I’m not sure how it is used in therapy, whether it was done once or once every session, but it sounds to me to be most effective as a conversation tool, as there’s far too many extraneous variables to be reliable, IMHO, given that research has found that flashing one word can have a huge impact on how people respond.
And that’s exactly my point, and the point of the book. Real therapy that creates recovery is all about anecdotes. No patient is a statistic. Every patient is a story. The kind of therapy that worked half a century ago was about understanding those stories, and the kind of therapy that works today is just the same.

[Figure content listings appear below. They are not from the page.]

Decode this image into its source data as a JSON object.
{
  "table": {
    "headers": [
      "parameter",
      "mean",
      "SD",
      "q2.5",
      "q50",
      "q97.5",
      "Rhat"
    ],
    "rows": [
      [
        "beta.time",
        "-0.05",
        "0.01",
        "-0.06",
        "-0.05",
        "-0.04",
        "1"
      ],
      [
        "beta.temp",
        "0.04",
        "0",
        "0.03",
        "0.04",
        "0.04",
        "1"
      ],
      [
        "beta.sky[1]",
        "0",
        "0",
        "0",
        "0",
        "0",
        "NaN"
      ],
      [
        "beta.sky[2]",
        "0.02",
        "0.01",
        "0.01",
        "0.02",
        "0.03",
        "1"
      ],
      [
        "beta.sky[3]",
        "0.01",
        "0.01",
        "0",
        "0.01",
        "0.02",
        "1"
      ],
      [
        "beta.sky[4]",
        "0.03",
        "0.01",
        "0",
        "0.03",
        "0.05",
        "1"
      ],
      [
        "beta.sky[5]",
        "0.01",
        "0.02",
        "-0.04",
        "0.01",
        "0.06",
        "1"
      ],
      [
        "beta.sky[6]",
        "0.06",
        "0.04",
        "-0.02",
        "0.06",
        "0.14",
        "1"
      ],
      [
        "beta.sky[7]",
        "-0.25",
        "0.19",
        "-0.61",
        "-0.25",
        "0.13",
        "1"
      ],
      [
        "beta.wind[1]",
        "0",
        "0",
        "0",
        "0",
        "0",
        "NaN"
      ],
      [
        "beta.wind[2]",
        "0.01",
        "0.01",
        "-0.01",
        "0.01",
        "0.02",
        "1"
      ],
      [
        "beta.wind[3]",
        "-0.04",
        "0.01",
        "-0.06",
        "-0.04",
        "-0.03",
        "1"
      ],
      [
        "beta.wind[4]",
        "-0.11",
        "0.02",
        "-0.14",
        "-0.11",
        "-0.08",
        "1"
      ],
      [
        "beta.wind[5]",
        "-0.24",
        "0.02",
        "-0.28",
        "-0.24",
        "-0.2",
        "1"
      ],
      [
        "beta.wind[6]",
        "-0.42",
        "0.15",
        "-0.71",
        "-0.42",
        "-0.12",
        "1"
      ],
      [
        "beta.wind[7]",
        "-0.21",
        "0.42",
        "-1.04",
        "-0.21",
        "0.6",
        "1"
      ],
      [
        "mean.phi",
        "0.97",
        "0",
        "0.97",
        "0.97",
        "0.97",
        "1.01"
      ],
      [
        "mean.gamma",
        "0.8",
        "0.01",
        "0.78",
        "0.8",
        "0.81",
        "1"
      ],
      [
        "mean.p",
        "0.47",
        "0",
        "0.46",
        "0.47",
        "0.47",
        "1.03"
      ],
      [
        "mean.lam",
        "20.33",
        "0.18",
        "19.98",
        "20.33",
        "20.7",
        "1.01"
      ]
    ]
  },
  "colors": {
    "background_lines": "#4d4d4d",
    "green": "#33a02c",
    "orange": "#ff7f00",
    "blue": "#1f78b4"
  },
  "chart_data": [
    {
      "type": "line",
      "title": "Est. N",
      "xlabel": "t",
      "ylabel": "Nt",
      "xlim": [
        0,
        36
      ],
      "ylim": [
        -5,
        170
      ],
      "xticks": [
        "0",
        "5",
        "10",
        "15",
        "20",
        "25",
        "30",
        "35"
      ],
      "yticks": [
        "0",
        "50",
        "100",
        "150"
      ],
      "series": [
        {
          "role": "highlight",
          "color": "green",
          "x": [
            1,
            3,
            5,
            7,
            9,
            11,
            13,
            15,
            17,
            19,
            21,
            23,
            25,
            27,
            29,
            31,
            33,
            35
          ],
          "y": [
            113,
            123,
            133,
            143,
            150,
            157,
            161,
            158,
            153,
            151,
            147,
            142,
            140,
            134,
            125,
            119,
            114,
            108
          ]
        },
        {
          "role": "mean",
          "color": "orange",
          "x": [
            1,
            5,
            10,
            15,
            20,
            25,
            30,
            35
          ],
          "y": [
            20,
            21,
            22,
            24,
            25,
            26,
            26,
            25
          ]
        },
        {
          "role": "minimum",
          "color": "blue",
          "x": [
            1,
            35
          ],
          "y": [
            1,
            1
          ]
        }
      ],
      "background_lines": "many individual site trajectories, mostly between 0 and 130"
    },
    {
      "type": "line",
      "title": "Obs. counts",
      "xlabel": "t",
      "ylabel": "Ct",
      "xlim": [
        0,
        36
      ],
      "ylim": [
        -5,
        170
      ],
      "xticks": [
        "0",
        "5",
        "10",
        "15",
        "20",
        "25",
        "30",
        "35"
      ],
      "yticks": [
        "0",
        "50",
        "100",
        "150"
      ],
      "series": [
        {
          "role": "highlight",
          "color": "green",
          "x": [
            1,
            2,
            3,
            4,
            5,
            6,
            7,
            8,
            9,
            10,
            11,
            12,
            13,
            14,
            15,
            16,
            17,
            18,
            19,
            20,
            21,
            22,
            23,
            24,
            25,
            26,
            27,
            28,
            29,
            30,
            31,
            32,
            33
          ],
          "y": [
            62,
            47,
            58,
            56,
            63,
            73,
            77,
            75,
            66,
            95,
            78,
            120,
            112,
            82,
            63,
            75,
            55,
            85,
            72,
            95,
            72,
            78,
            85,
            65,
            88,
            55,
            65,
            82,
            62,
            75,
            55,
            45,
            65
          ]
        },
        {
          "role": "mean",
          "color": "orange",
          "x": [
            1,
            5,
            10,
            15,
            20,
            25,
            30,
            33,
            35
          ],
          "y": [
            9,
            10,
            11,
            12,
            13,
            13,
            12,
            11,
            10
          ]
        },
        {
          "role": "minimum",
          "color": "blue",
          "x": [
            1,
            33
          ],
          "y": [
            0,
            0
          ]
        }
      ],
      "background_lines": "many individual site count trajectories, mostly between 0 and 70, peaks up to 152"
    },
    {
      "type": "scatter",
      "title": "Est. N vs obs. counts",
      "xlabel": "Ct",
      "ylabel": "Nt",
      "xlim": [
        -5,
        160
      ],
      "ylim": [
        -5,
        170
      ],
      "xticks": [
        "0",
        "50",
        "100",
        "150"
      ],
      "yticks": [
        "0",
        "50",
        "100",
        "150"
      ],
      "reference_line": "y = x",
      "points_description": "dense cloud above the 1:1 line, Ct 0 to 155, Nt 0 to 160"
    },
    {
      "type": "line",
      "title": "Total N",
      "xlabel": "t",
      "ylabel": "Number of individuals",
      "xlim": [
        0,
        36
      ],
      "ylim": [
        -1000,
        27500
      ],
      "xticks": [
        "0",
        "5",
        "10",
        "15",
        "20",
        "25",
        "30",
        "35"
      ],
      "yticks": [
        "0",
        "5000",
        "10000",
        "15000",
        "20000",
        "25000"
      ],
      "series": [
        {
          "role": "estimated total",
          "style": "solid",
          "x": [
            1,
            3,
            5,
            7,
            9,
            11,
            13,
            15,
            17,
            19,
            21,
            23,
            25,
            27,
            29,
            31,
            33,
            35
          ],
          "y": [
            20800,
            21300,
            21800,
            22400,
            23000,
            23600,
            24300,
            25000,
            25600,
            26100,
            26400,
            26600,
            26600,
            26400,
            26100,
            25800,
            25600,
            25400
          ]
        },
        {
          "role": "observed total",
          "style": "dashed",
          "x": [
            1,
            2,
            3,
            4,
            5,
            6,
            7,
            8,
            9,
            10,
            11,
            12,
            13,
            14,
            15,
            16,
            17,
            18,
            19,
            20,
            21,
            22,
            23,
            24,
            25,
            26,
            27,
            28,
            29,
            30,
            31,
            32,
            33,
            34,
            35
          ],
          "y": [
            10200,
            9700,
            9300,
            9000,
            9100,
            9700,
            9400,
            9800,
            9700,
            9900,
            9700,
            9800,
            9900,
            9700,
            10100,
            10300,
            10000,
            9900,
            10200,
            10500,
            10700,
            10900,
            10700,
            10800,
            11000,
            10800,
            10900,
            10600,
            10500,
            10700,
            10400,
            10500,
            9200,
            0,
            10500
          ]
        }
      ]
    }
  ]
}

I think it’s definitely the case that if you treat any one person ‘as a statistic’ without actually listening to their individual story, you won’t get anywhere.
I’m pretty convinced that the relationship between therapist and client is more important than the style of therapy given. If that’s the case then it becomes a matter of luck as to whether you are paired with a therapist whose personality and life experiences are complimentary and useful to you.
Weirdly, there are therapists who think that every aspect of therapy must be ‘evidence based’ and that that means treating every patient according to statistical norms.
I don’t agree about the relationship between therapist and client. It has to be a therapeutic alliance, not just any kind of good relationship. Abusive therapists who trap clients in long-term dependency have ‘good’ relationships, but those relationships do not have any genuine therapeutic goals.
And I don’t think a therapeutic alliance depends on the therapist’s personality and life experiences being complementary with the client’s. The therapists I know who are good at forming therapeutic alliances are good at it time after time with every kind of client, and the ones who are bad at it are bad at it time after time.